Dans un “avis divers” qui a été publié au Journal Officiel en date du 22 juillet, la commission s’inquiète de l’usage croissant du préfixe “e” (du mot anglais “electronic” mais aussi ses tentatives de dérivés français comme “é-“ ou “i”) pour désigner des activités fondées sur l’utilisation des réseaux informatiques et des télécommunications. “e- est un néologisme hybride entre lettre, mot et concept, porteur de difficultés de tous ordres”, estime la gardienne de la langue française. Elle recommande d’écarter cette formule “pour les risques de confusion liés aux incertitudes de prononciation et surtout de sens qu’ils recèlent.”

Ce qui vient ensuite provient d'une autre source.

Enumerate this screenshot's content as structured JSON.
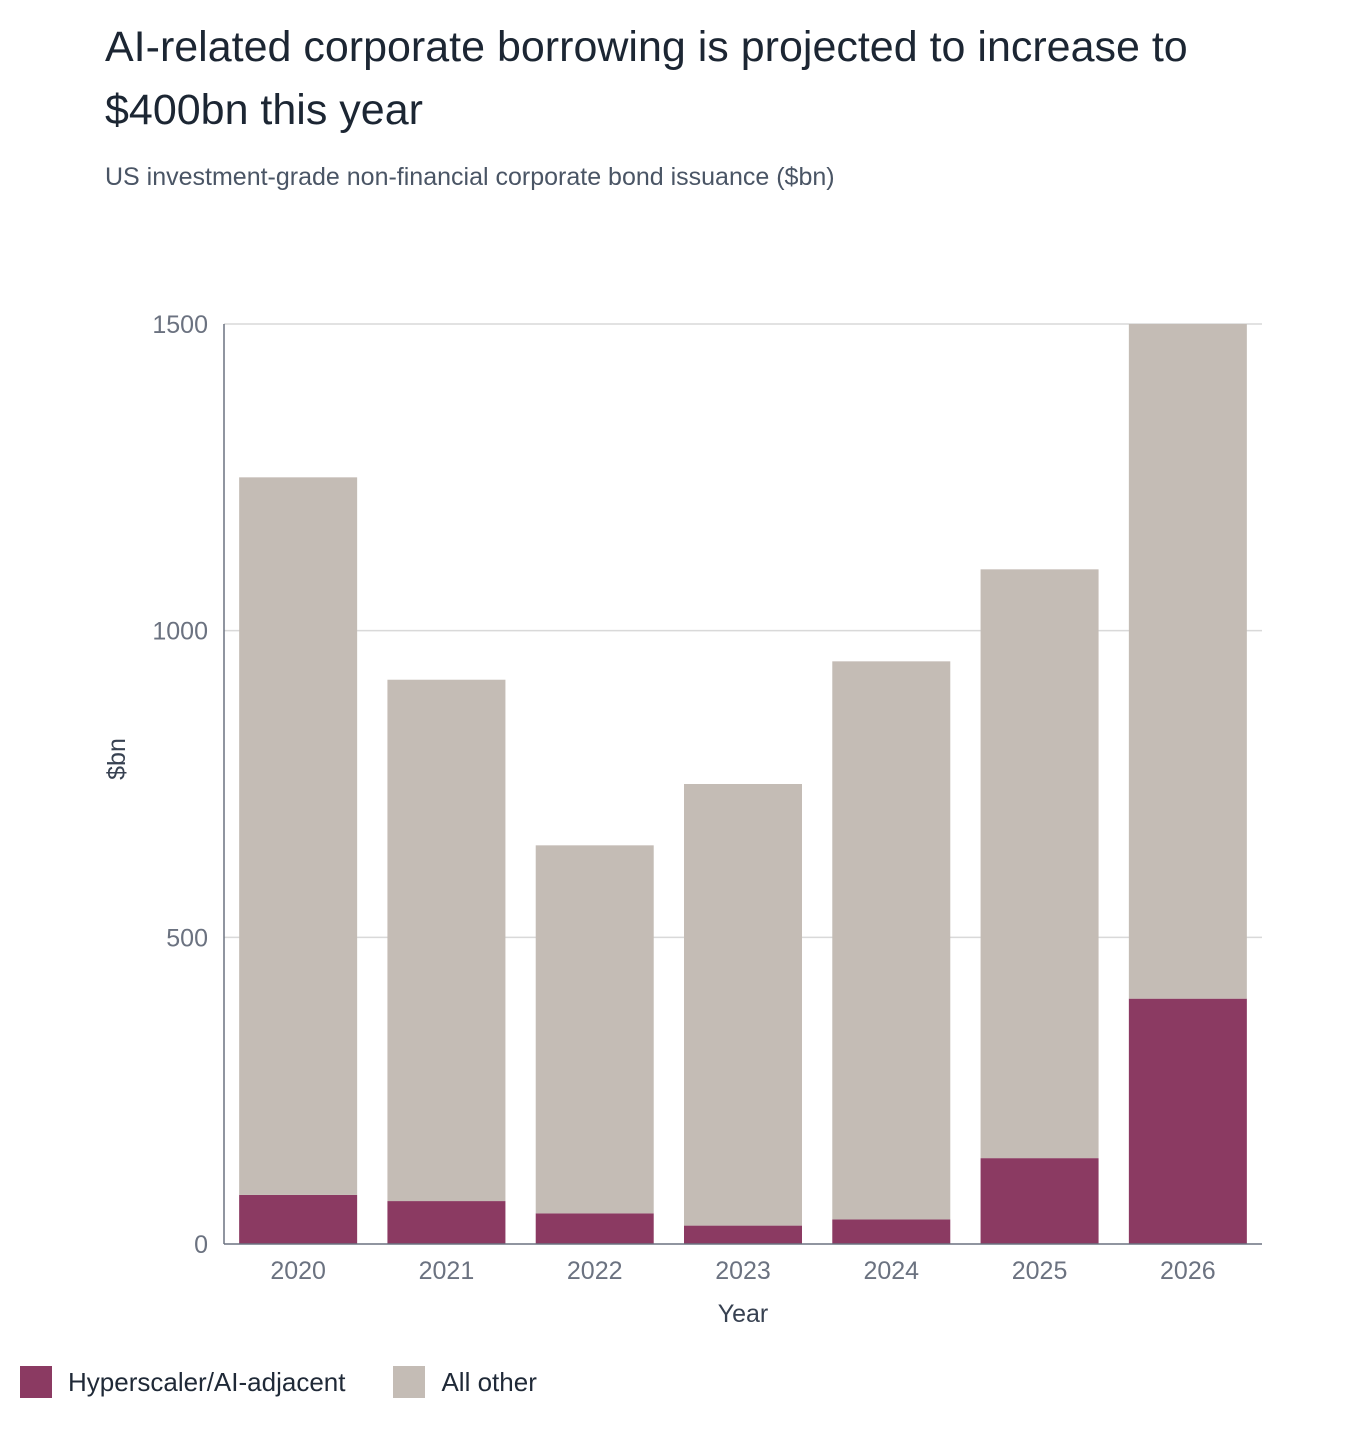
{
  "title": "AI-related corporate borrowing is projected to increase to $400bn this year",
  "subtitle": "US investment-grade non-financial corporate bond issuance ($bn)",
  "colors": {
    "hyperscaler": "#8b3a62",
    "other": "#c4bcb5",
    "grid": "#d9d9d9",
    "axis": "#6b7280"
  },
  "chart_data": {
    "type": "bar",
    "stacked": true,
    "title": "AI-related corporate borrowing is projected to increase to $400bn this year",
    "subtitle": "US investment-grade non-financial corporate bond issuance ($bn)",
    "xlabel": "Year",
    "ylabel": "$bn",
    "categories": [
      "2020",
      "2021",
      "2022",
      "2023",
      "2024",
      "2025",
      "2026"
    ],
    "series": [
      {
        "name": "Hyperscaler/AI-adjacent",
        "values": [
          80,
          70,
          50,
          30,
          40,
          140,
          400
        ]
      },
      {
        "name": "All other",
        "values": [
          1170,
          850,
          600,
          720,
          910,
          960,
          1100
        ]
      }
    ],
    "ylim": [
      0,
      1500
    ],
    "yticks": [
      0,
      500,
      1000,
      1500
    ],
    "grid": true,
    "legend_position": "bottom-left"
  },
  "legend": {
    "items": [
      {
        "label": "Hyperscaler/AI-adjacent"
      },
      {
        "label": "All other"
      }
    ]
  }
}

Toutefois, la Commission générale de terminologie et de néologie reconnaît qu’il n’existe pas de solutions alternatives systématiquement. Les préconisations sont du coup nuancées : pour le cas du préfixe “cyber”, il faut en limiter l’usage sauf s’il est ancré dans l’esprit des gens comme les notions de “cybercafé” ou de “cybercriminalité”. Toutefois, la Commission générale de terminologie et de néologie juge ce préfixe “peu satisfaisant sur le plan éthymologique”, renvoyant à une note de l’Académie des Sciences en date de?1959 qui se penchait sur la question de la cybernétique.

Tous “en ligne”

Pour tenter de contrer le développement de la novlangue liée aux nouvelles technologies, l’organisme de défense de la langue française prône l’utilisation de deux autres éléments pour parler des nouvelles technologies. Il recommande l’utilisation du préfixe “télé-“ du moment qu’il n’existe aucune ambiguïté “avec le domaine de la télévision” ou “avec des activités à distance”. Une dernière précision qui peut paraître assez paradoxale pour l’univers Internet tourné vers la dématérialisation des services.

Finalement, c’est la formule “en ligne” qui est considérée comme la plus fédératrice aux yeux des membres de la Commission. De là à dire qu’elle lève aussi toutes les ambiguïtés?